There’s nothing in that argument about why a pay cut for teachers would be such a terrible thing, though. It doesn’t argue that teachers deserve more than they’ve been offered, or that a fall in teachers’ pay would hit recruitment, or anything like that. Instead, it’s a straightforward appeal to history, arguing that next year’s pay should be the same (in real terms) as last year’s pay.

Appeals to history are, of course, fallacies. That things were a certain way before doesn’t prove either that it was right that they were that way or that they should continue to be that way. The NUT needs to shift their focus to a better argument.

It probably wouldn’t be a great idea to try to explain that to your teacher, though. Except, perhaps, your Critical Thinking teacher.

Are Biofuels Environmentally Friendly?

We hear a lot about climate change and what we need to do to reduce carbon emissions and so preserve the environment.

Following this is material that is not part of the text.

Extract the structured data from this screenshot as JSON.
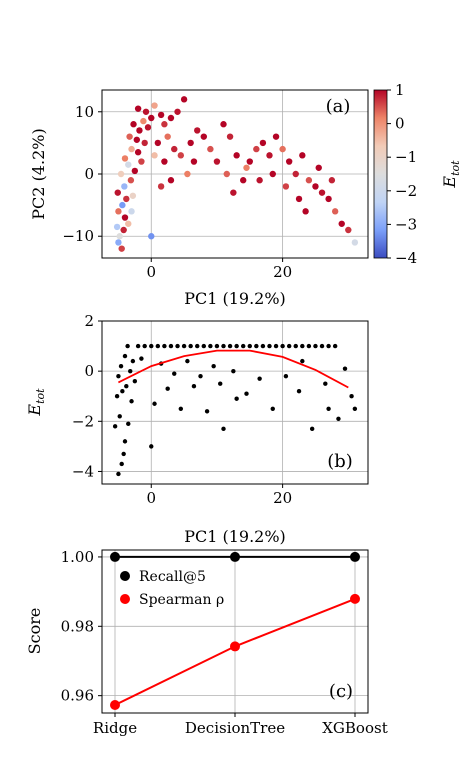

One suggestion is that we should replace fossil fuel consumption with biofuel consumption, moving from burning coal and oil to burning ethanol and biodiesel.

Biofuels are liquid fuels made by fermenting plant material such as corn and rapeseed. Although they release carbon when burned, this is carbon aborbed by the plants when they’re grown. Fossil fuels, on the other hand, release into the atmosphere carbon which would otherwise be stored in coal and oil desposits underground. The impact on the environment of burning biofuels is therefore less than the impact of burning fossil fuels.

Or is it? Critics of biofuels point out that to fully understand their environmental impact we need to think more carefully than this.

The process of growing the crops used to make biofuels can be polluting, as can the process of converting the crops into fuel. Areas of rainforest, which act as a carbon sink, are being destroyed to make room to grow biofuel crops; whatever carbon would have been absorbed by the rainforest but now isn’t is a carbon cost of biofuel production.

It may well be that all things considered, biofuels are greener than fossil fuels, at least when they are produced in the right way. What we can’t do, though, is generalise from biofuels being greener than fossil fuels in one way (whatever carbon is emitted into the atmostphere when biofuels are burned is first absorbed when the biofuel crops are grown) to the conclusion that they are greener than fossil fuels full stop.